Ira Mark Bloom (Justice David Josiah Brewer Distinguished Professor of Law, Albany Law School) recently authored an article entitled Unifying the Rules for Wills and Revocable Trusts in the Federal Estate Tax Apportionment Arena: Suggestions for Reform, 62 U. Miami Rev. 767 (2008).
Here is an excerpt from the Introduction:
In 1984 John Langbein called for “a unified American law of succession.” He specifically referenced the area of estate tax apportionment: “The law governing the apportionment of estate taxes between probate and nonprobate assets has been moving strongly toward equal treatment of the two.” Professor Langbein also noted the position under a 1964 Uniform Act: “The Revised Uniform Estate Tax Apportionment Act apportions federal and state taxes among probate and nonprobate takers in proportion to their shares, unless the will contraindicates.”
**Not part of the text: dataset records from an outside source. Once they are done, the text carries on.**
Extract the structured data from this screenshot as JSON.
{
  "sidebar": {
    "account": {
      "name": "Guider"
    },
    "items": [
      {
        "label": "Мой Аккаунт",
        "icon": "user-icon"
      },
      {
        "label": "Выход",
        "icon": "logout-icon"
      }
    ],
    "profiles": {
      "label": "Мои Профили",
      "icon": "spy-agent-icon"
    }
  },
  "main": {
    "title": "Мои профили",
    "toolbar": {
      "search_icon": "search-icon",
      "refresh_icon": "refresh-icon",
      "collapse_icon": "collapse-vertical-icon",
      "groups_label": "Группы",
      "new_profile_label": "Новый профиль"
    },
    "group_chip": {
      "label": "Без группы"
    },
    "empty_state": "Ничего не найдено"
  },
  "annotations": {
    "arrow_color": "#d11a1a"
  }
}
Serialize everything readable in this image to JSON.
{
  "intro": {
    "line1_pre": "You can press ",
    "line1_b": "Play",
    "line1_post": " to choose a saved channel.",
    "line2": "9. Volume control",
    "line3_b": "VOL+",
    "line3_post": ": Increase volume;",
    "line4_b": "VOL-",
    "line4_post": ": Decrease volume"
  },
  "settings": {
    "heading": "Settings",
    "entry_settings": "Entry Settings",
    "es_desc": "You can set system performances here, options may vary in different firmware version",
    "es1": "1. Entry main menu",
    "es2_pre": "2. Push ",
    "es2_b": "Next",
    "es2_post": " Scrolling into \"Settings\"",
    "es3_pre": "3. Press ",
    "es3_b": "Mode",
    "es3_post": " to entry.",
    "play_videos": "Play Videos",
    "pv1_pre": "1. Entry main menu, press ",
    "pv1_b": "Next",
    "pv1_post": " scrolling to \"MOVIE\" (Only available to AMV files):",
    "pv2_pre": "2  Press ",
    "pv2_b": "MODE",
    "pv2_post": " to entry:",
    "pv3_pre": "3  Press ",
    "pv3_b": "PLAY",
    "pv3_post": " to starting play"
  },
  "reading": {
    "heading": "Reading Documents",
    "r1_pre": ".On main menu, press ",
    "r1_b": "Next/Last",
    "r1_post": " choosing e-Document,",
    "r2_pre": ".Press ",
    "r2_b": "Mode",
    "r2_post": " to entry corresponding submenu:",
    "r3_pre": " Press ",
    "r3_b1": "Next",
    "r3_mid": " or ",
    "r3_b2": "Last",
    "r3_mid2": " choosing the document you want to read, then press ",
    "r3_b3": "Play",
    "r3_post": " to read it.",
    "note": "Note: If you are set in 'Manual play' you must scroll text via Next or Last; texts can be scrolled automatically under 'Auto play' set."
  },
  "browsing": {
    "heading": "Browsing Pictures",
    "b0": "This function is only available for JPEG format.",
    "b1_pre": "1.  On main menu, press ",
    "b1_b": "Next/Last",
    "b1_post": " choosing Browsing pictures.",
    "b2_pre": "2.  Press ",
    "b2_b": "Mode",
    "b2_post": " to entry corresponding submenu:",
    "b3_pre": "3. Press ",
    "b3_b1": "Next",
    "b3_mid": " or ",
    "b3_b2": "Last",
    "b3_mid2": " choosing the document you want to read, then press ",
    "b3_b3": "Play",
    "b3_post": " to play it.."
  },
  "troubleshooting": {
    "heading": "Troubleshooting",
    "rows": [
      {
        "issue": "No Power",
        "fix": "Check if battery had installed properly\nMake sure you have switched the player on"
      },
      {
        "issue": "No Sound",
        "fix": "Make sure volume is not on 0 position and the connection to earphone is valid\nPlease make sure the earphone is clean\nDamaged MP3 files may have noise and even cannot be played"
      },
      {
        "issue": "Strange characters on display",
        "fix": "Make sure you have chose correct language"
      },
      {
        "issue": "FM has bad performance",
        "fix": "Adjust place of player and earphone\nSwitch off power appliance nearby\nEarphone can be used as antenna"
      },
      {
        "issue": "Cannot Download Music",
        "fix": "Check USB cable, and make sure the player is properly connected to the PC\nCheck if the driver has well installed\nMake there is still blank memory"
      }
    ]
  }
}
Now almost twenty-five years later, “unification” of federal estate tax apportionment is almost complete. As will be seen in Part II.A, virtually all states have adopted the principle of apportionment, including five states that have enacted the latest Uniform version, the 2003 Uniform Estate Tax Apportionment Act. But from my perspective, true unification in the area of federal estate tax apportionment will be achieved only when American law places the revocable trust device, the functional equivalent of a will, on par with wills in terms of a decedent’s ability to change default apportionment rules. In effect, I am advocating for a change in mandatory laws that currently prohibit or limit a decedent’s options in changing default apportionment rules by revocable trusts.